The FDA approving medical officer in 1993, Alexander Fleming, in retrospect later termed his approval “regrettable”. His regret was likely fueled by two factors. First, shortly after Lupron’s approval for the treatment of precocious puberty in 1993, doctors, with the blessing of manufacturers, began to treat children of “short stature” off-label with the drug. This is entirely legal in the U.S. The manufacturers are prohibited from marketing the product for unapproved uses, but they are allowed to provide doctors with information regarding off-label use if requested.
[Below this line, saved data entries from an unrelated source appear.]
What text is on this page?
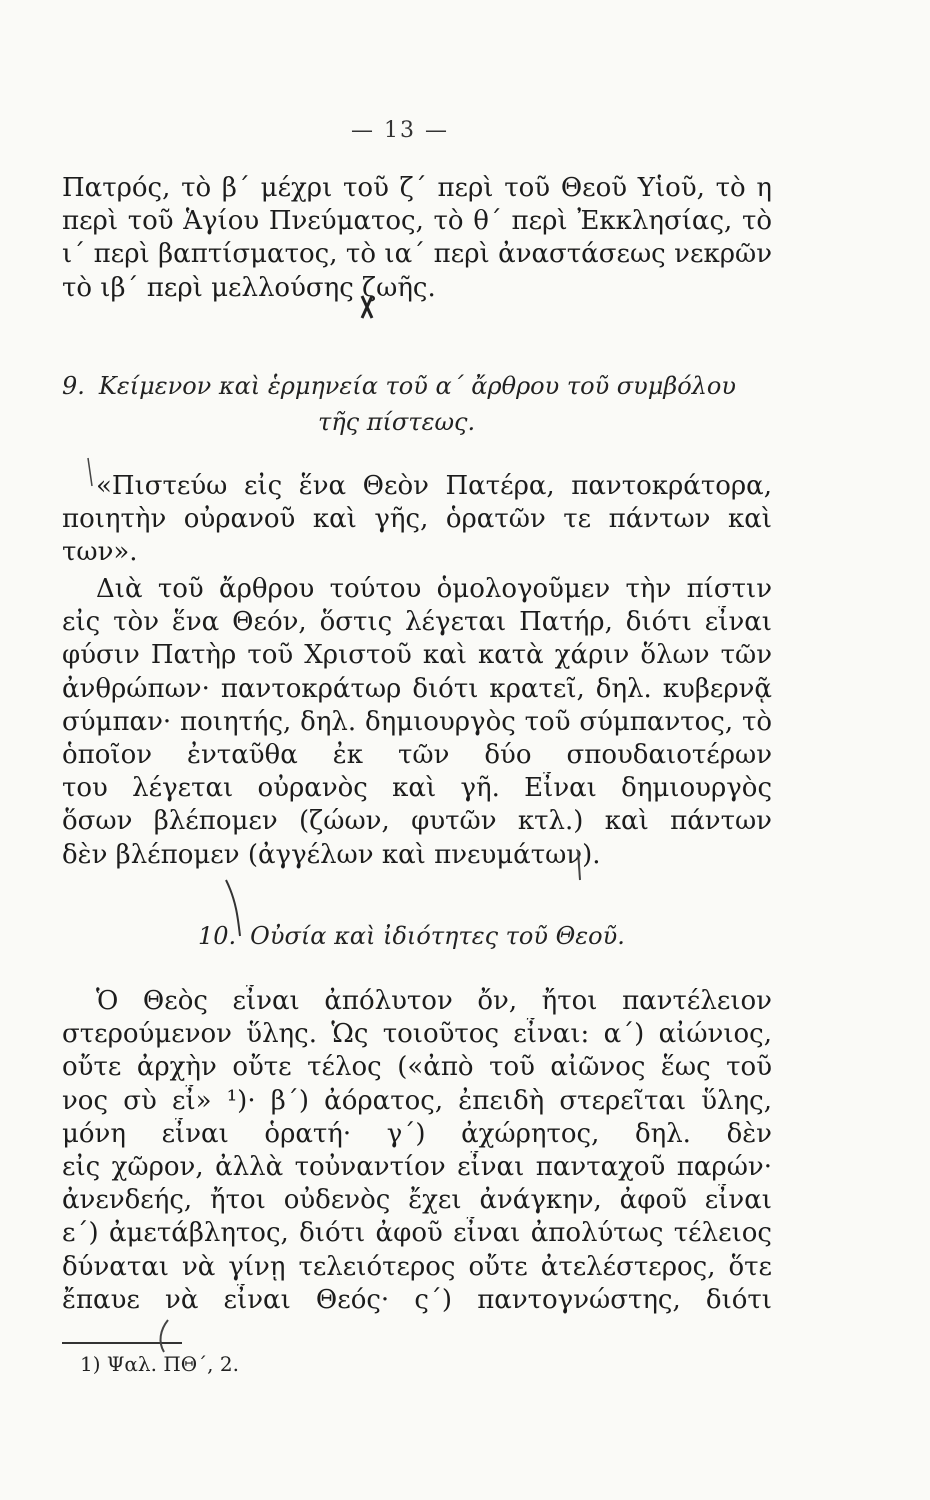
— 13 —
Πατρός, τὸ β΄ μέχρι τοῦ ζ΄ περὶ τοῦ Θεοῦ Υἱοῦ, τὸ η
περὶ τοῦ Ἁγίου Πνεύματος, τὸ θ΄ περὶ Ἐκκλησίας, τὸ
ι΄ περὶ βαπτίσματος, τὸ ια΄ περὶ ἀναστάσεως νεκρῶν
τὸ ιβ΄ περὶ μελλούσης ζωῆς.
9. Κείμενον καὶ ἑρμηνεία τοῦ α΄ ἄρθρου τοῦ συμβόλου
τῆς πίστεως.
«Πιστεύω εἰς ἕνα Θεὸν Πατέρα, παντοκράτορα,
ποιητὴν οὐρανοῦ καὶ γῆς, ὁρατῶν τε πάντων καὶ
των».
Διὰ τοῦ ἄρθρου τούτου ὁμολογοῦμεν τὴν πίστιν
εἰς τὸν ἕνα Θεόν, ὅστις λέγεται Πατήρ, διότι εἶναι
φύσιν Πατὴρ τοῦ Χριστοῦ καὶ κατὰ χάριν ὅλων τῶν
ἀνθρώπων· παντοκράτωρ διότι κρατεῖ, δηλ. κυβερνᾷ
σύμπαν· ποιητής, δηλ. δημιουργὸς τοῦ σύμπαντος, τὸ
ὁποῖον ἐνταῦθα ἐκ τῶν δύο σπουδαιοτέρων
του λέγεται οὐρανὸς καὶ γῆ. Εἶναι δημιουργὸς
ὅσων βλέπομεν (ζώων, φυτῶν κτλ.) καὶ πάντων
δὲν βλέπομεν (ἀγγέλων καὶ πνευμάτων).
10. Οὐσία καὶ ἰδιότητες τοῦ Θεοῦ.
Ὁ Θεὸς εἶναι ἀπόλυτον ὄν, ἤτοι παντέλειον
στερούμενον ὕλης. Ὡς τοιοῦτος εἶναι: α΄) αἰώνιος,
οὔτε ἀρχὴν οὔτε τέλος («ἀπὸ τοῦ αἰῶνος ἕως τοῦ
νος σὺ εἶ» ¹)· β΄) ἀόρατος, ἐπειδὴ στερεῖται ὕλης,
μόνη εἶναι ὁρατή· γ΄) ἀχώρητος, δηλ. δὲν
εἰς χῶρον, ἀλλὰ τοὐναντίον εἶναι πανταχοῦ παρών·
ἀνενδεής, ἤτοι οὐδενὸς ἔχει ἀνάγκην, ἀφοῦ εἶναι
ε΄) ἀμετάβλητος, διότι ἀφοῦ εἶναι ἀπολύτως τέλειος
δύναται νὰ γίνῃ τελειότερος οὔτε ἀτελέστερος, ὅτε
ἔπαυε νὰ εἶναι Θεός· ς΄) παντογνώστης, διότι
1) Ψαλ. ΠΘ΄, 2.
The controlling company back then, TAP Pharmaceuticals,  apparently pushed the envelop a bit too hard leading to government fines for “fraudulent pricing and marketing practices” of $875 million in 2001.

Dr. Fleming’s second regret, related to the first, was that manufacturers had systematically downplayed complications and side effects of the drug. Most notable were the omissions of significant bone disorders and fractures. Over the past decade, more than 20,000 reports of Lupron side-effects have been registered with the FDA, 900 in children under 13. In 2003, a NEJM article raised the alarm that kids on the drug were losing bone density at an alarming rate. Then in 2009, an international body including pediatric endocrinologists questioned the safety of using the puberty delaying drug to add inches to children’s stature. A 2011 study at Children’s Hospital of Los Angeles echoed the concerns about osteoporosis. Still the practice continued. How was that possible?

An industry  2010 study, published in a non-peer reviewed journal by Dr. Peter A. Lee of Penn State, reported side-effects with the drug between 1991 and 2009, but no bone issues. A subsequent independent review of the NIH clinical research repository revealed omission of bone fractures and disorders under complications. Further investigation in the Medicare Open Payments database revealed that Lupron’s  now owner, AbbVie, paid Dr. Lee $157,066 from 2013 to 2015 to travel and promote Lupron to health professional groups. 2015 sales of Lupron netted $826 million for AbbVie.

For the Medical-Industrial Complex, which has systematically dismantled checks and balances, Lupron is the rule, not the exception. And too many doctors are cogs in the wheel, remarkably naive and susceptible to slick pitches and value laden inducements. Precocious puberty occurs in about 2000 American kids each year. And yet, doctors wrote 24,000 prescriptions for pediatric Lupron in 2015. America’s patients need the FDA to stand tall. Now is exactly the wrong time to go weak and wobbly on us.